Kosma jednak po chwili wypalił:
– Twój były chłopak, Tomek, miał
wypadek.
– Co? – z twarzy odpłynęły mi
wszystkie kolory. Informacja, którą mi podał poraziła mnie tak mocno, że
dopiero po minucie dodałam głucho: – Były chłopak?
– Tak, w wiadomości, którą
napisałaś…
– NIE NAPISAŁAM ŻADNEJ WIADOMOŚCI! –
mój krzyk rozniósł się po pomieszczeniu. Głowa pulsowała mi tępym bólem, serce
waliło jak młotem, a przez rozszerzone źrenice wyglądałam jak wariatka.
Próbowałam się podnieść, jednak
dalej byłam słaba. Wiedziałam, że na ucieczkę było jeszcze zdecydowanie za
wcześnie.
– Chyba musisz odpocząć… – kątem oka
widziałam jak Kosma przeraził się moim nagłym wybuchem.
Mężczyzna zaczął cofać się w kąt
pomieszczenia, na co zapaliła mi się lampka ostrzegawcza w głowie. Pewnie znowu
będzie mi chciał coś podać, pewnie znowu mnie czymś naćpa, kiedy jeszcze nie
potrafiłam się bronić. Musiałam go więc uspokoić.
– Chyba masz rację. Muszę poleżeć, bo
źle się czuję – jęknęłam, opadając na poduszkę. – Chce mi się wymiotować, kręci
mi się w głowie, mam drgawki – chciałam mu wytłumaczyć swój stan. – Jestem
rozhisteryzowana, moje emocje szaleją…
Równocześnie do swoich słów w głowie zaczęłam
układać plan ucieczki. Musiałam przede wszystkim uśpić czujność Kosmy, nie
mogłam mu pokazać jak bardzo czuję się pokrzywdzona jego zachowaniem. Nieprzytomna
byłabym bezużyteczna czy to dla siebie, czy też dla Tomka.
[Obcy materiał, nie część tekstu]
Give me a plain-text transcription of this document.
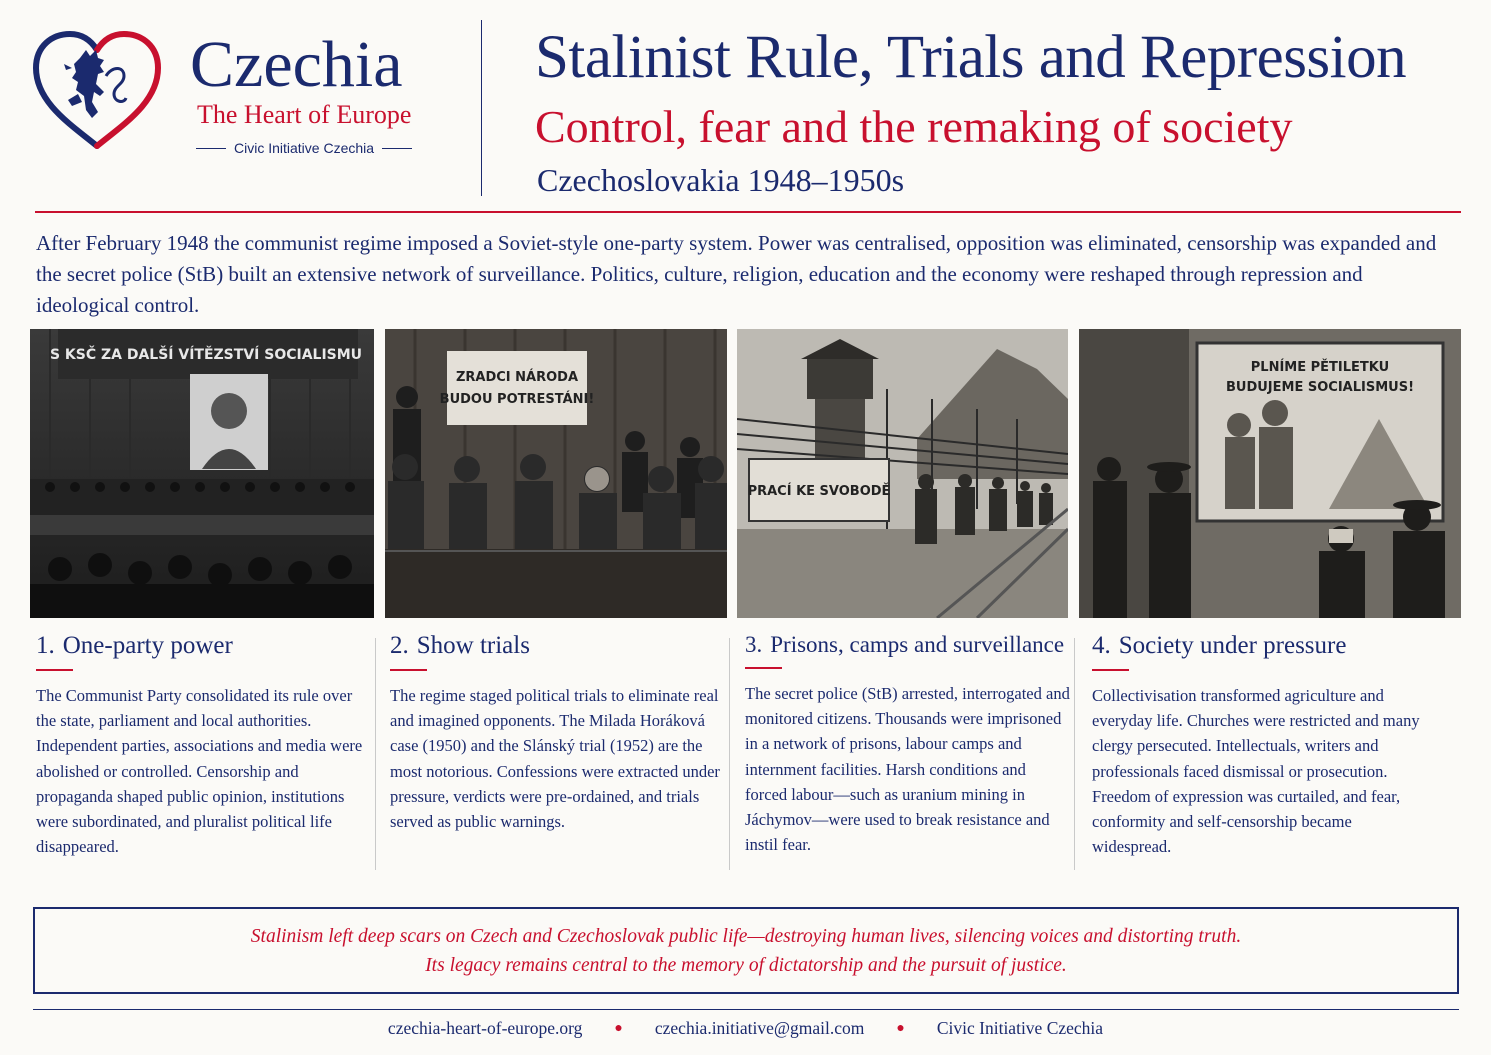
Czechia
The Heart of Europe
Civic Initiative Czechia
Stalinist Rule, Trials and Repression
Control, fear and the remaking of society
Czechoslovakia 1948–1950s
After February 1948 the communist regime imposed a Soviet-style one-party system. Power was centralised, opposition was eliminated, censorship was expanded and the secret police (StB) built an extensive network of surveillance. Politics, culture, religion, education and the economy were reshaped through repression and ideological control.
S KSČ ZA DALŠÍ VÍTĚZSTVÍ SOCIALISMU
ZRADCI NÁRODA
BUDOU POTRESTÁNI!
PRACÍ KE SVOBODĚ
PLNÍME PĚTILETKU
BUDUJEME SOCIALISMUS!
1. One-party power

The Communist Party consolidated its rule over the state, parliament and local authorities. Independent parties, associations and media were abolished or controlled. Censorship and propaganda shaped public opinion, institutions were subordinated, and pluralist political life disappeared.

2. Show trials

The regime staged political trials to eliminate real and imagined opponents. The Milada Horáková case (1950) and the Slánský trial (1952) are the most notorious. Confessions were extracted under pressure, verdicts were pre-ordained, and trials served as public warnings.

3. Prisons, camps and surveillance

The secret police (StB) arrested, interrogated and monitored citizens. Thousands were imprisoned in a network of prisons, labour camps and internment facilities. Harsh conditions and forced labour—such as uranium mining in Jáchymov—were used to break resistance and instil fear.

4. Society under pressure

Collectivisation transformed agriculture and everyday life. Churches were restricted and many clergy persecuted. Intellectuals, writers and professionals faced dismissal or prosecution. Freedom of expression was curtailed, and fear, conformity and self-censorship became widespread.

Stalinism left deep scars on Czech and Czechoslovak public life—destroying human lives, silencing voices and distorting truth.
Its legacy remains central to the memory of dictatorship and the pursuit of justice.
czechia-heart-of-europe.org ● czechia.initiative@gmail.com ● Civic Initiative Czechia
Zacisnęłam mocno pięści. Mój chłopak
był w szpitalu, a ja nie byłam przy nim. Jak bardzo pragnęłam czegoś się
dowiedzieć. Czegokolwiek.
Co się stało? O jakiej wiadomości
ciągle mówił Kosma? Czyżby podszywając się pode mnie napisał coś Kamili? A
nawet jeżeli, moja siostra nie byłaby na tyle głupia, żeby uwierzyć w nagły
wyjazd. Wiedziała jak mi zależało na Tomku, plus znała doskonale mój charakter
pisma. Nie, to wszystko nie trzymało się razem.
Jedyne co byłam w stanie ocenić, to
fakt, że Kosma był wariatem. Jakby dla potwierdzenia moich myśl podszedł do
mnie z czymś w ręku, co przypominało strzykawkę.
Przełknęłam głośno ślinę. Serce
niemal wyskoczyło mi z klatki piersiowej.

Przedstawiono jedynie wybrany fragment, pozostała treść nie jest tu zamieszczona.